Investing in a mutual fund can prove to the best investment decision only if investors make a decision wisely while considering every crucial aspect. The most important part of investing a mutual fund has to be selecting the best kind of fund. The best kind of fund can be the one that corresponds to your financial goals, needs, and risk tolerance levels. Thus, these aspects are to be given due attention and evaluation once selecting a mutual fund in order to achieve your desired investment and financial objectives.

 

What to look for before selecting a mutual fund scheme?

 Consistent Performance

 To evaluate the mutual fund schemes and their ranking perhaps, investors should analyse the one year return of the schemes. Moreover, the stability in the performance of schemes has to be considered and thus returns for 3 years and 5 years should be well evaluated as well. This evaluation will ensure which mutual fund scheme has been performing well in the past years and which should be considered by the investors.

Investment Objective

Before selecting a fund, investors should look out for the goals and objectives of that particular fund in order to have corresponding objectives. That is, investors should match their investment objectives with that of the fund. In the same way, based on the risk tolerance and investment horizon, a fund should be selected that will provide returns equivalent to the needs. An investor who is not willing to take a high risk should go for debt fund if the investment duration remains shorter and a large-cap fund in case of longer investment duration. On the other hand, a mid or small-cap fund can be procured or suited well to investors who are willing to take high risk and investment duration remains longer.

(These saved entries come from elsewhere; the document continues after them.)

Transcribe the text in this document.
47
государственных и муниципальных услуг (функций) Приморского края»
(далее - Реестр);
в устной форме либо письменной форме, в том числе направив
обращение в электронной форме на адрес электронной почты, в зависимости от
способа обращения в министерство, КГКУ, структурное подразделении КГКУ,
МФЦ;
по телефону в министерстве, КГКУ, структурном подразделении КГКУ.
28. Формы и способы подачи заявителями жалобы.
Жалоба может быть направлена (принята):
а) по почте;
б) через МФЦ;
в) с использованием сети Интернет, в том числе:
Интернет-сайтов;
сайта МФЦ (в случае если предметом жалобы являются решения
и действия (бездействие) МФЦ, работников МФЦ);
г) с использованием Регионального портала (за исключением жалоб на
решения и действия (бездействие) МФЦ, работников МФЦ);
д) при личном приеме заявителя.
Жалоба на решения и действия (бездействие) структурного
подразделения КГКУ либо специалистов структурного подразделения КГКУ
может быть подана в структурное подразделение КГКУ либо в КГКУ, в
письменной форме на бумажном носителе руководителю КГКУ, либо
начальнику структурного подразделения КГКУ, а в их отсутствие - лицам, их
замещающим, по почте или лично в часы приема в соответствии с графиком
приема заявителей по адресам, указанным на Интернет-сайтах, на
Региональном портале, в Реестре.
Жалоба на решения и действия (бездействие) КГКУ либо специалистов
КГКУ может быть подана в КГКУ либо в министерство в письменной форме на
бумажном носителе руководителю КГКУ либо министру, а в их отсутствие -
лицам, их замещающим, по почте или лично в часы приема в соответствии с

 Assets under Management (AUM)

 Asset Management Company (AMC) is the company which manages a mutual fund. For example, HDFC Mutual Fund is the name of the AMC which manages schemes like HDFC Equity, HDFC Top 100 or HDFC Small Cap Fund. Net assets of any scheme give a fair idea of the mutual fund scheme. Moreover, fund houses exploit their best fund managers to mutual fund schemes that holds high AUM.  Hence, investors can keep out the mutual fund schemes that are below average AUM in specific mutual fund subclass. A poorly selected stock is often present in several schemes owned by an AMC because the selection has been made at AMC level. Also, investors should look for the Assets under Management (AUM) of the mutual fund. A large AUM makes it difficult for the fund to enter and exit companies in the equity category for small-cap funds, to be specific. However, in the case of liquid or short term debt funds, large size can be favorable.

 

 Exit Load

 Another crucial aspect to look at is the Exit load of the mutual fund scheme. Mutual fund companies collect a fee from investors for exiting a fund. The fee such charged is termed as exit load. Exit load thus is a charged that has to be paid by the investors when dropping out of an investment scheme or fund. The fee charged is known as a load. Exit load is the fee levied by the company at the time of an investor leaving a scheme or investment fund. Open-ended funds permit the investor the option to exit the investment as per his choice. Hence, before opting for a specific fund, its exit load should be well analysed in order to avoid loses.

 Expense Ratio

There is an amount of fee charged by an AMC for administration, management, promotion and distribution of a mutual fund which is known as the expense ratio. Hence, al the expenses incurred by the AMC are covered in the expense ratio. Regular plans have a higher expense ratio than direct plans since in regular plans there is an involvement of distributor or an agent to whom commissions are paid and thus included in the expense ratio. Hence, it is recommended to check the expense ratio while evaluating the returns from a mutual fund scheme. According to industry experts, an expense ratio of 1.5% is considered normal. Higher expense ratios may have an effect on mutual funds whenever they start performing below the expected level.

Fund manager experience

Next important factor to put into consideration is the experience of fund manager of the specific fund and the duration he has been managing the fund for and his past experience in managing the funds. Investors should look at the performance of currently managed funds or manage in the past by that fund manager in order to evaluate the experience and knowledge of the fund manager.